Conviene fare sempre attenzione agli editoriali della rivista cubana Espacio Laical. Non è l’organo ufficiale dell’episcopato dell’isola ma ne esprime l’orientamento prevalente. Soprattutto riflette con buona approssimazione le linee di azione del cardinale di l’Avana Jaime Ortega, un elettore di papa Francesco nell’ultimo conclave. L’ultimo editoriale di Espacio Laical ha un titolo sibillino. “Senderos que se bifurcan”, strade che si dividono. Evoca sin dal titolo “Il giardino dei sentieri che si biforcano” il racconto dello scrittore argentino Borges del 1941. Quali sono questi metaforici sentieri che si dividono? E, soprattutto, chi va in una direzione e chi nell’altra?
La risposta alla seconda domanda può illuminare anche la prima. Nel mirino della rivista ci sono “tanto cubani, come stranieri che insistono nel chiedere a importanti centri del potere nel mondo che destabilizzino il governo cubano, adottino misure che danneggiano il popolo dell’isola e contribuiscano a imporre al paese un modello socio economico e politico che ha dimostrato luci ma anche grandi ombre”. Il bersaglio polemico non viene mai nominato, ma il riferimento è a quei dissidenti cubani che in un recente tour in Europa, che ha toccato anche il Vaticano, si sono pronunciati a favore dell’embargo economico che da mezzo secolo gli Stati Uniti hanno stretto attorno a Cuba. Epacio Laical riconosce che “Cuba ha molto da cambiare” e ringrazia persone e istituzioni fuori del paese che se ne preoccupano, ma “i protagonisti di questo cambiamento non possono essere i centri di potere di taluni paesi forti e influenti”.
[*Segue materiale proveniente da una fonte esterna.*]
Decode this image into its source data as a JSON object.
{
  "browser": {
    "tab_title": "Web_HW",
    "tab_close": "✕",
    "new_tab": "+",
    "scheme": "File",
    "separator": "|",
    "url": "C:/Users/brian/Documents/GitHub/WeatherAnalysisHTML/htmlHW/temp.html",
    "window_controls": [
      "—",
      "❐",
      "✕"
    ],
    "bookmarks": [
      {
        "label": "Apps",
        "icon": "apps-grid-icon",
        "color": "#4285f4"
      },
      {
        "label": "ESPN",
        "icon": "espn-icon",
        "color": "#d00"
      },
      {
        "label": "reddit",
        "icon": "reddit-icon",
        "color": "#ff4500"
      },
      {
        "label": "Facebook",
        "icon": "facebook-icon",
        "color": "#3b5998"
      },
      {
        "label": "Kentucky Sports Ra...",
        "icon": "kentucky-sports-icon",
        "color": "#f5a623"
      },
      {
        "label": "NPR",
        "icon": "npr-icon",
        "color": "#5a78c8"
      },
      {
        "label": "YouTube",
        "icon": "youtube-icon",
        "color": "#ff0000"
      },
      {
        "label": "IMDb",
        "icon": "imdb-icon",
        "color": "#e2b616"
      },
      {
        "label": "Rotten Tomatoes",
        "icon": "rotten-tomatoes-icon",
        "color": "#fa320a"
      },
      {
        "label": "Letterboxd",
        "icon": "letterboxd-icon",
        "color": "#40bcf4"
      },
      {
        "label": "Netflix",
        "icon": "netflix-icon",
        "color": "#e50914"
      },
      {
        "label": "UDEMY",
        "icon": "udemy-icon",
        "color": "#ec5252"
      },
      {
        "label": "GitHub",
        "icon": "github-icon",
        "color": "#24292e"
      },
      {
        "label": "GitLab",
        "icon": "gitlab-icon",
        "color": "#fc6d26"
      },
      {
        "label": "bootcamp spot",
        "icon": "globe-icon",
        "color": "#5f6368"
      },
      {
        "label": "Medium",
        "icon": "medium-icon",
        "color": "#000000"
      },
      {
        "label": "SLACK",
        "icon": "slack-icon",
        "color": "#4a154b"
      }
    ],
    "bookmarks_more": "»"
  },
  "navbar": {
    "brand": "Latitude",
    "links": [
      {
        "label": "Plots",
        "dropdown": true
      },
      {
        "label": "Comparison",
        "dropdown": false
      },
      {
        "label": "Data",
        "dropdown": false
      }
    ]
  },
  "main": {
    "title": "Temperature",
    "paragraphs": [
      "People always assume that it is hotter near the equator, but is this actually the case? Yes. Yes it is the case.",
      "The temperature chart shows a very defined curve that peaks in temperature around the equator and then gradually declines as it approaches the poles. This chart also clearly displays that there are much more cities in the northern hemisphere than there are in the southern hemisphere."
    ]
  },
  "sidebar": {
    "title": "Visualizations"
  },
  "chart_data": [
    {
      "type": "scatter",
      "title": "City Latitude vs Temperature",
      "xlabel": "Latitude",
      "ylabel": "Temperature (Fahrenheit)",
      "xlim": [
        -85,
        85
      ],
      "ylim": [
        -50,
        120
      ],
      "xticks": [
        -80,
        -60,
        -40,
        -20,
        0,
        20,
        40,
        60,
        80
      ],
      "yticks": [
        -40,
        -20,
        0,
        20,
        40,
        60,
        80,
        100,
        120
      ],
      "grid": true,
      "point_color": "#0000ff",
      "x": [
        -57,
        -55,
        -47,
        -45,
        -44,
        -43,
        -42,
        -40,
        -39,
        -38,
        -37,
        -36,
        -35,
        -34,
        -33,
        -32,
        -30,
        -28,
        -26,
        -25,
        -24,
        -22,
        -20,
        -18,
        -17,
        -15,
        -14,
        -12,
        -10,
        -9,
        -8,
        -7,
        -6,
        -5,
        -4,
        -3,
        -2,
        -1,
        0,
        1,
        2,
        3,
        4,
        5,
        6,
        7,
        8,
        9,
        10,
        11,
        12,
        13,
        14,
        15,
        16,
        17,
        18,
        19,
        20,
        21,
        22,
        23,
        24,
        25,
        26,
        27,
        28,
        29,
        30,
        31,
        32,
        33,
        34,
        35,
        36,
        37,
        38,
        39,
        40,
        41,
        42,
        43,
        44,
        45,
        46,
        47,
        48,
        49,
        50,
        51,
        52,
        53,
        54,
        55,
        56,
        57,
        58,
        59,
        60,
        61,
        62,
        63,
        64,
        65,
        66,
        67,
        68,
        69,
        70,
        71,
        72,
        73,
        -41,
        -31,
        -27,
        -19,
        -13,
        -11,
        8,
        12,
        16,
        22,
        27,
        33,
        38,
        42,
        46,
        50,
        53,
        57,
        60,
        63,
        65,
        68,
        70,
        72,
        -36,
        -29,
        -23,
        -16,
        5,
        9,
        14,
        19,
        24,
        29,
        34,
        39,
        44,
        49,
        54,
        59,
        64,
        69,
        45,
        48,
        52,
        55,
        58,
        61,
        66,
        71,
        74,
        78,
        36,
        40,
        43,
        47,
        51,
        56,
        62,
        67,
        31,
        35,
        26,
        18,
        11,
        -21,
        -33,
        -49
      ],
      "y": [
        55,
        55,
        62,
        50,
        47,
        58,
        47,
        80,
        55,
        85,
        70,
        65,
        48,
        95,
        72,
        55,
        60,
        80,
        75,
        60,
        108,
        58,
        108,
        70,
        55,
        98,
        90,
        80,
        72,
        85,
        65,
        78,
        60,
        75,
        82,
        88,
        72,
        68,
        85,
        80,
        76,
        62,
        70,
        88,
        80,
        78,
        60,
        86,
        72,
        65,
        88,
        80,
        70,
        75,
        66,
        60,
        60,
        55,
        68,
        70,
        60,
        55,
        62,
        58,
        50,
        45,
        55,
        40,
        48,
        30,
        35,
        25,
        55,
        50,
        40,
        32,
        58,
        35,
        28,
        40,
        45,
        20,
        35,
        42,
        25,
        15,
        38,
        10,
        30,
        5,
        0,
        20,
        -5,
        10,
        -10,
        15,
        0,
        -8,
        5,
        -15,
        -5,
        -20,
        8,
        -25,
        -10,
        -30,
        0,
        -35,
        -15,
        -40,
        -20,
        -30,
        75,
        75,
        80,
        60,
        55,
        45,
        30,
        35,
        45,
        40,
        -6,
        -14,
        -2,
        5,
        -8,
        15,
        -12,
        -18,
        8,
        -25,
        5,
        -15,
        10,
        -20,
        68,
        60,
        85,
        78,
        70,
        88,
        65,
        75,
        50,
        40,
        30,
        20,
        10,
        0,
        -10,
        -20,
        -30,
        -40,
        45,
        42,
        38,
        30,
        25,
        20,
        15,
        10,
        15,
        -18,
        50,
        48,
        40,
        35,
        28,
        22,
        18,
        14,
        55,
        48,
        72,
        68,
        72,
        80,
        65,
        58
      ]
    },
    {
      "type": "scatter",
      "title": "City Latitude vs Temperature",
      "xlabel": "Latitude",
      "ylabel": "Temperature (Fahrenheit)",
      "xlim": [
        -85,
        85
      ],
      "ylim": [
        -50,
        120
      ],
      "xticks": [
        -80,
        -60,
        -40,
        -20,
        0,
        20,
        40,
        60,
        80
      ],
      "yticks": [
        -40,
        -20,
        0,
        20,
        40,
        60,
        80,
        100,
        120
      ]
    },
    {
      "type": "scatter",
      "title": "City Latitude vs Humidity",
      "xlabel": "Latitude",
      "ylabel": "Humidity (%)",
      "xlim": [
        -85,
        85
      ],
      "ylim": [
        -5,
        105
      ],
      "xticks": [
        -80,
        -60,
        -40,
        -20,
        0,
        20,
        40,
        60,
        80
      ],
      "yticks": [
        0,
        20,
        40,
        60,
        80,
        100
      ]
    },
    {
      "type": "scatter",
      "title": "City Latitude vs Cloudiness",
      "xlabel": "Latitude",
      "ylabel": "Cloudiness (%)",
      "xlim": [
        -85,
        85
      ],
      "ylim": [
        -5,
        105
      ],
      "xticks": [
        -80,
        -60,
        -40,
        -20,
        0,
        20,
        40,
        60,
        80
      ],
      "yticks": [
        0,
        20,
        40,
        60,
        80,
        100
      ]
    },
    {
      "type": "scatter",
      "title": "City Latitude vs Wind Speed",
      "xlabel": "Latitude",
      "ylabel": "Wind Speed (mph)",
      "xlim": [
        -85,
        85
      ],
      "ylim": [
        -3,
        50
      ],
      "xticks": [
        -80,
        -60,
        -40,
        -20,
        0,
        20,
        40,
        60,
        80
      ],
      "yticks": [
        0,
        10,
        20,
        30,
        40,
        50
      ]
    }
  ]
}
La rivista critica anche quella parte della diaspora cubana, soprattutto quella radicatasi negli Stati Uniti, che auspica, e nel limite delle sue possibilità cerca di favorire, una implosione del regime cubano per soffocamento, alla maniera dei socialismi dell’est, e il conseguente ribaltamento del governo di Raúl Castro. Scrive la rivista cattolica che “i cubani, in generale, non desiderano un cambiamento sulla falsariga di quello che è avvenuto in moltissimi paesi dell’Europa dell’Est. L’immensa maggioranza dei cubani non vuole che il paese prenda la strada e segua il destino di quella parte del mondo, né che i nostri cambiamenti avvengano con una metodologia simile a quella applicata lì”.
Mano tesa invece al dissenso che non agisce “con fare cospirativo” per ribaltare il governo. “Si rende urgente una evoluzione politica capace di ampliare il processo di apertura tra cubani che la pensano diversamente. Bisogna che tutti assieme, e con una intensa partecipazione popolare, riusciamo a cancellare l’attuale modello sociale, con il proposito di adeguarlo alle domande vigenti della nazione”. E per questo è anche “obbligatorio che la politica ufficiale eviti irrigidimenti che a questo punto della storia ci possono precipitare nell’abisso”.